Contributor: "The Role of Imaginary Space During the South Sea Bubble"
 AffiliationUniversity of Tübingen
 AbstractTrust and faith are important foundations in the rational decision-making of investing into the financial market of 1720. Moreover, I claim trust was the main issue that the people needed to rebuild after the crash in 1720.
    I am using the concept of imaginary space to analyse the common idea 18th century-investors have of mainly unknown countries and unlimited profit through foreign trade. Since this is one of the major legitimations of the South Sea Company and other stock companies. These spaces exist in a geographical sense but are mainly mental constructs, particularly since serious information about these lands was rare.
    These imaginary spaces made the investors dream of fantastic profits. It is not important that the investors have this idea in mind when they conduct business transactions certainly most of the time they just cared about their profits and not about foreign islands. That is the reason some scholars today believe these promises are not important at all.

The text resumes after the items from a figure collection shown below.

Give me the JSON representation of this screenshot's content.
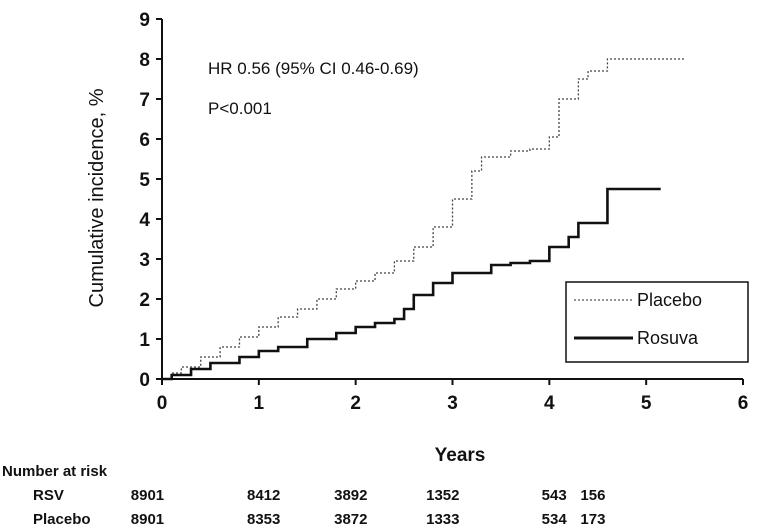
{
  "chart_data": {
    "type": "line",
    "title": "",
    "xlabel": "Years",
    "ylabel": "Cumulative incidence, %",
    "xlim": [
      0,
      6
    ],
    "ylim": [
      0,
      9
    ],
    "x_ticks": [
      "0",
      "1",
      "2",
      "3",
      "4",
      "5",
      "6"
    ],
    "y_ticks": [
      "0",
      "1",
      "2",
      "3",
      "4",
      "5",
      "6",
      "7",
      "8",
      "9"
    ],
    "grid": false,
    "legend_position": "lower-right",
    "annotations": [
      "HR 0.56 (95% CI 0.46-0.69)",
      "P<0.001"
    ],
    "series": [
      {
        "name": "Placebo",
        "style": "dotted",
        "color": "#444444",
        "x": [
          0,
          0.1,
          0.2,
          0.4,
          0.6,
          0.8,
          1.0,
          1.2,
          1.4,
          1.6,
          1.8,
          2.0,
          2.2,
          2.4,
          2.6,
          2.8,
          3.0,
          3.2,
          3.3,
          3.6,
          3.8,
          4.0,
          4.1,
          4.3,
          4.4,
          4.6,
          5.0,
          5.4
        ],
        "y": [
          0,
          0.15,
          0.3,
          0.55,
          0.8,
          1.05,
          1.3,
          1.55,
          1.75,
          2.0,
          2.25,
          2.45,
          2.65,
          2.95,
          3.3,
          3.8,
          4.5,
          5.2,
          5.55,
          5.7,
          5.75,
          6.05,
          7.0,
          7.5,
          7.7,
          8.0,
          8.0,
          8.0
        ]
      },
      {
        "name": "Rosuva",
        "style": "solid",
        "color": "#111111",
        "x": [
          0,
          0.1,
          0.3,
          0.5,
          0.8,
          1.0,
          1.2,
          1.5,
          1.8,
          2.0,
          2.2,
          2.4,
          2.5,
          2.6,
          2.8,
          3.0,
          3.2,
          3.4,
          3.6,
          3.8,
          4.0,
          4.2,
          4.3,
          4.6,
          5.0,
          5.15
        ],
        "y": [
          0,
          0.1,
          0.25,
          0.4,
          0.55,
          0.7,
          0.8,
          1.0,
          1.15,
          1.3,
          1.4,
          1.5,
          1.75,
          2.1,
          2.4,
          2.65,
          2.65,
          2.85,
          2.9,
          2.95,
          3.3,
          3.55,
          3.9,
          4.75,
          4.75,
          4.75
        ]
      }
    ],
    "risk_table": {
      "title": "Number at risk",
      "rows": [
        {
          "label": "RSV",
          "values": [
            "8901",
            "8412",
            "3892",
            "1352",
            "543",
            "156"
          ]
        },
        {
          "label": "Placebo",
          "values": [
            "8901",
            "8353",
            "3872",
            "1333",
            "534",
            "173"
          ]
        }
      ],
      "x_positions": [
        -0.15,
        1.05,
        1.95,
        2.9,
        4.05,
        4.45
      ]
    }
  }
}
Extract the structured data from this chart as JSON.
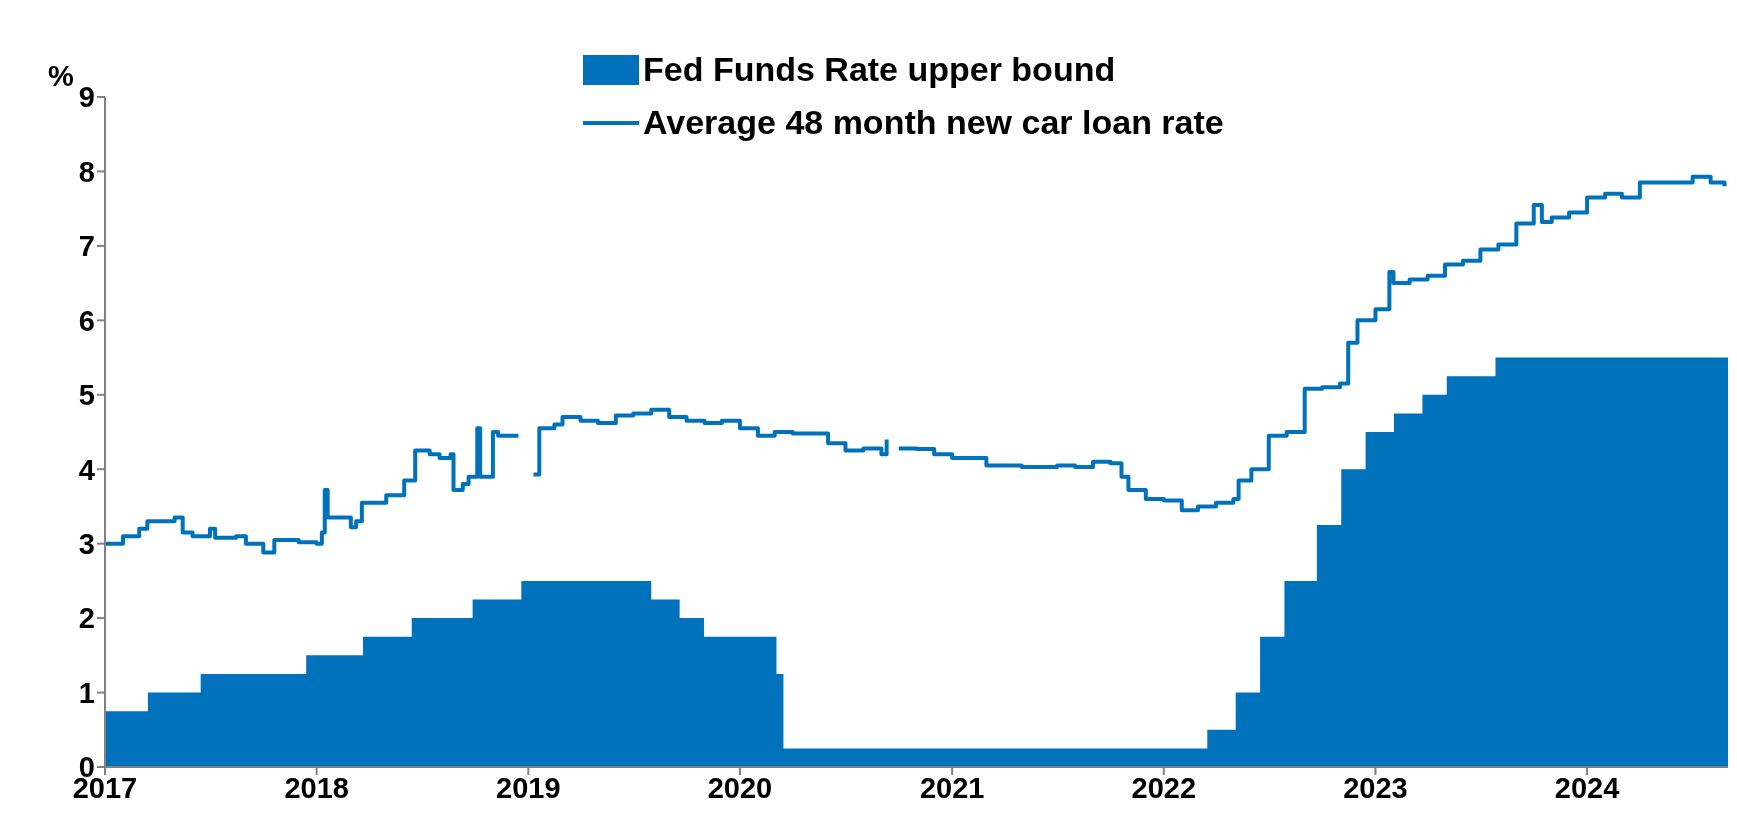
{
  "chart_data": {
    "type": "step",
    "ylabel": "%",
    "legend": "top",
    "grid": false,
    "xlim": [
      "2017-01-01",
      "2024-08-31"
    ],
    "xticks": [
      "2017",
      "2018",
      "2019",
      "2020",
      "2021",
      "2022",
      "2023",
      "2024"
    ],
    "ylim": [
      0,
      9
    ],
    "yticks": [
      0,
      1,
      2,
      3,
      4,
      5,
      6,
      7,
      8,
      9
    ],
    "series": [
      {
        "name": "Fed Funds Rate upper bound",
        "type": "area",
        "color": "#0072bc",
        "x": [
          "2017-01-01",
          "2017-03-16",
          "2017-06-15",
          "2017-12-14",
          "2018-03-22",
          "2018-06-14",
          "2018-09-27",
          "2018-12-20",
          "2019-08-01",
          "2019-09-19",
          "2019-10-31",
          "2020-03-04",
          "2020-03-16",
          "2022-03-17",
          "2022-05-05",
          "2022-06-16",
          "2022-07-28",
          "2022-09-22",
          "2022-11-03",
          "2022-12-15",
          "2023-02-02",
          "2023-03-23",
          "2023-05-04",
          "2023-07-27",
          "2024-08-31"
        ],
        "values": [
          0.75,
          1.0,
          1.25,
          1.5,
          1.75,
          2.0,
          2.25,
          2.5,
          2.25,
          2.0,
          1.75,
          1.25,
          0.25,
          0.5,
          1.0,
          1.75,
          2.5,
          3.25,
          4.0,
          4.5,
          4.75,
          5.0,
          5.25,
          5.5,
          5.5
        ]
      },
      {
        "name": "Average 48 month new car loan rate",
        "color": "#0072bc",
        "x": [
          "2017-01-01",
          "2017-02-01",
          "2017-03-01",
          "2017-03-15",
          "2017-05-01",
          "2017-05-15",
          "2017-06-01",
          "2017-07-01",
          "2017-07-10",
          "2017-08-15",
          "2017-09-01",
          "2017-10-01",
          "2017-10-20",
          "2017-12-01",
          "2018-01-01",
          "2018-01-10",
          "2018-01-15",
          "2018-01-20",
          "2018-03-01",
          "2018-03-10",
          "2018-03-20",
          "2018-04-15",
          "2018-05-01",
          "2018-06-01",
          "2018-06-20",
          "2018-07-15",
          "2018-08-01",
          "2018-08-20",
          "2018-08-25",
          "2018-09-10",
          "2018-09-20",
          "2018-10-05",
          "2018-10-10",
          "2018-10-25",
          "2018-11-01",
          "2018-11-10",
          "2018-12-15",
          "2018-12-25",
          "2019-01-10",
          "2019-01-20",
          "2019-02-15",
          "2019-03-01",
          "2019-04-01",
          "2019-05-01",
          "2019-06-01",
          "2019-07-01",
          "2019-08-01",
          "2019-09-01",
          "2019-10-01",
          "2019-11-01",
          "2019-12-01",
          "2020-01-01",
          "2020-02-01",
          "2020-03-01",
          "2020-04-01",
          "2020-05-01",
          "2020-06-01",
          "2020-07-01",
          "2020-08-01",
          "2020-09-01",
          "2020-09-10",
          "2020-09-20",
          "2020-10-01",
          "2020-11-01",
          "2020-12-01",
          "2021-01-01",
          "2021-02-01",
          "2021-03-01",
          "2021-05-01",
          "2021-07-01",
          "2021-08-01",
          "2021-09-01",
          "2021-10-01",
          "2021-10-20",
          "2021-11-01",
          "2021-12-01",
          "2022-01-01",
          "2022-02-01",
          "2022-03-01",
          "2022-04-01",
          "2022-05-01",
          "2022-05-10",
          "2022-06-01",
          "2022-07-01",
          "2022-08-01",
          "2022-09-01",
          "2022-10-01",
          "2022-11-01",
          "2022-11-15",
          "2022-12-01",
          "2023-01-01",
          "2023-01-25",
          "2023-02-01",
          "2023-03-01",
          "2023-04-01",
          "2023-05-01",
          "2023-06-01",
          "2023-07-01",
          "2023-08-01",
          "2023-09-01",
          "2023-10-01",
          "2023-10-15",
          "2023-11-01",
          "2023-12-01",
          "2024-01-01",
          "2024-02-01",
          "2024-03-01",
          "2024-04-01",
          "2024-05-01",
          "2024-06-01",
          "2024-07-01",
          "2024-08-01",
          "2024-08-25"
        ],
        "values": [
          3.0,
          3.1,
          3.2,
          3.3,
          3.35,
          3.15,
          3.1,
          3.2,
          3.08,
          3.1,
          3.0,
          2.88,
          3.05,
          3.02,
          3.0,
          3.15,
          3.72,
          3.35,
          3.22,
          3.3,
          3.55,
          3.55,
          3.65,
          3.85,
          4.25,
          4.2,
          4.15,
          4.2,
          3.72,
          3.8,
          3.9,
          4.55,
          3.9,
          3.9,
          4.5,
          4.45,
          4.45,
          null,
          3.93,
          4.55,
          4.6,
          4.7,
          4.65,
          4.62,
          4.72,
          4.75,
          4.8,
          4.7,
          4.65,
          4.62,
          4.65,
          4.55,
          4.45,
          4.5,
          4.48,
          4.48,
          4.35,
          4.25,
          4.28,
          4.2,
          4.4,
          null,
          4.28,
          4.27,
          4.2,
          4.15,
          4.15,
          4.05,
          4.03,
          4.05,
          4.03,
          4.1,
          4.08,
          3.9,
          3.72,
          3.6,
          3.58,
          3.45,
          3.5,
          3.55,
          3.6,
          3.85,
          4.0,
          4.45,
          4.5,
          5.08,
          5.1,
          5.15,
          5.7,
          6.0,
          6.15,
          6.65,
          6.5,
          6.55,
          6.6,
          6.75,
          6.8,
          6.95,
          7.02,
          7.3,
          7.55,
          7.32,
          7.38,
          7.45,
          7.65,
          7.7,
          7.65,
          7.85,
          7.85,
          7.85,
          7.93,
          7.85,
          7.8
        ]
      }
    ]
  }
}
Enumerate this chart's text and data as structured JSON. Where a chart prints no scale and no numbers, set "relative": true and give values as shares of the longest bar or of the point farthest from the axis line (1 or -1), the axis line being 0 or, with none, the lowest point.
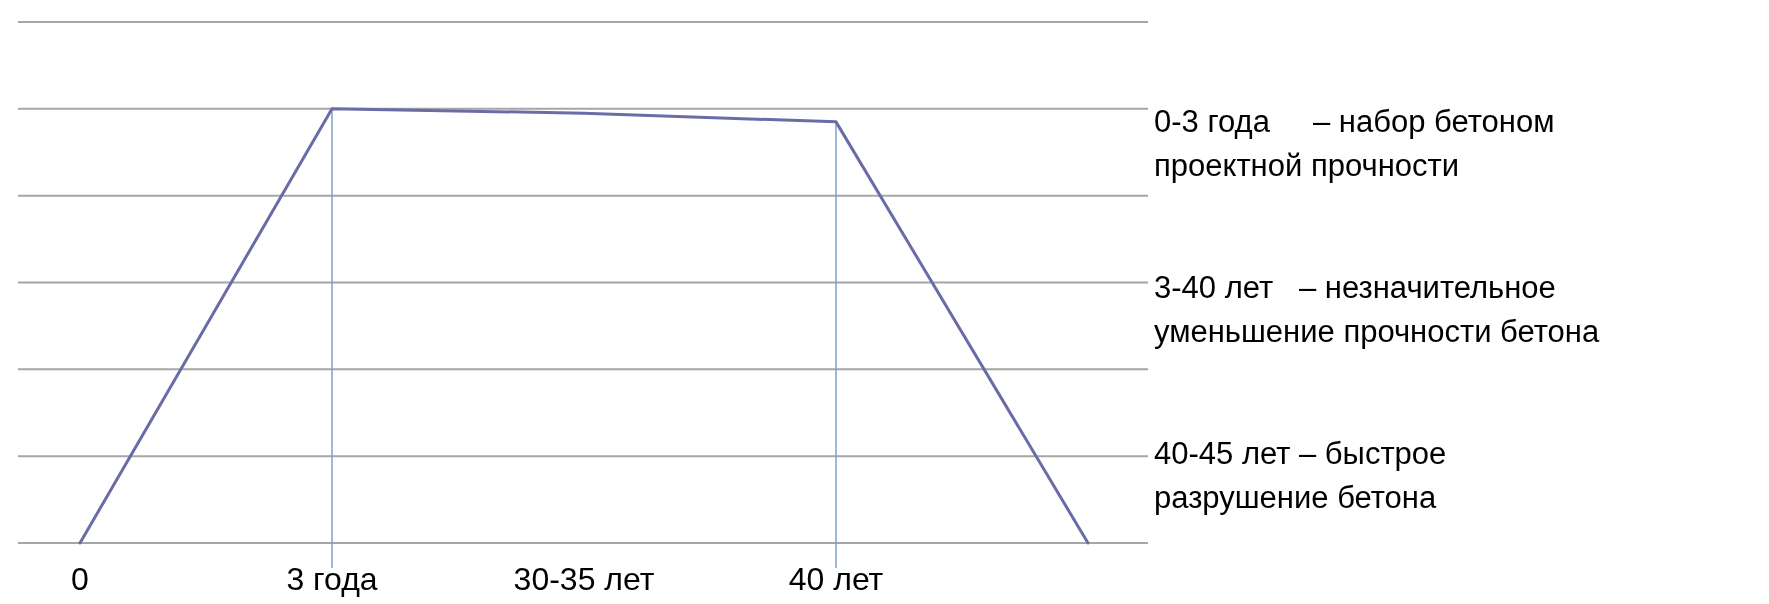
{
  "chart_data": {
    "type": "line",
    "relative": true,
    "categories": [
      "0",
      "3 года",
      "30-35 лет",
      "40 лет",
      null
    ],
    "series": [
      {
        "color": "#6a6ca6",
        "values": [
          0,
          1,
          0.99,
          0.97,
          0
        ]
      }
    ],
    "grid": "y",
    "marker": "none",
    "line_style": "solid",
    "ref_lines": [
      {
        "axis": "x",
        "value": "3 года",
        "color": "#7f9fd0"
      },
      {
        "axis": "x",
        "value": "40 лет",
        "color": "#7f9fd0"
      }
    ],
    "annotations": [
      "0-3 года     – набор бетоном\nпроектной прочности",
      "3-40 лет   – незначительное\nуменьшение прочности бетона",
      "40-45 лет – быстрое\nразрушение бетона"
    ]
  }
}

    James Brydges, for example, used such mechanisms when he supported the idea of a trade with the inland of Africa. People must have trusted him and shared a common idea of an imaginary space of Africa. However, numerous publications such as Moll, Defoe or Elking contradict this view. Even after the crash, the Companies used new ideas of trading to foreign, mostly unknown countries to rebuild the trust in the stock market.
    I say these imaginary spaces are important to understand the motivations of people to invest. These imaginary spaces are the ideological backbone of the stock market.
 BioRafael Streib studied History, Science of Education and Theology at the University of Tübingen, Germany. He worked as an assistant for the Institute of Early Modern History 2012-1015. Since July 2015 he is Research Associate in the CRC 923 “Threatened Orders: Societies under Stress” in Tübingen and is working on his PhD project “1720: The South Sea Bubble in London”.


Lina Weber
 
Chair: Money I
AffiliationUniversity of Amsterdam
BioLina Weber is an intellectual historian working on the rise of financial capitalism focusing on the perception of Dutch investments in British funds and the discussions about national debt and public credit during the eighteenth century. Since September 2013 she has been a PhD candidate at the University of Amsterdam on the subject “British and Dutch discourses on national debt in the eighteenth century” under the supervision of Prof. Dr. Wyger Velema (UvA) and Prof. Dr. Ida Nijenhuis (Huygens ING). Recent publications include From Economic Reform to Political Revolution. The Language of Dutch Patriotism and Predicting the Bankruptcy of England. David Hume’s Political Discourses and the Dutch Debate on National Debt in the Eighteenth Century; she also acted as editor for Isaak Iselin. Schriften zur Ökonomie (Volume 2).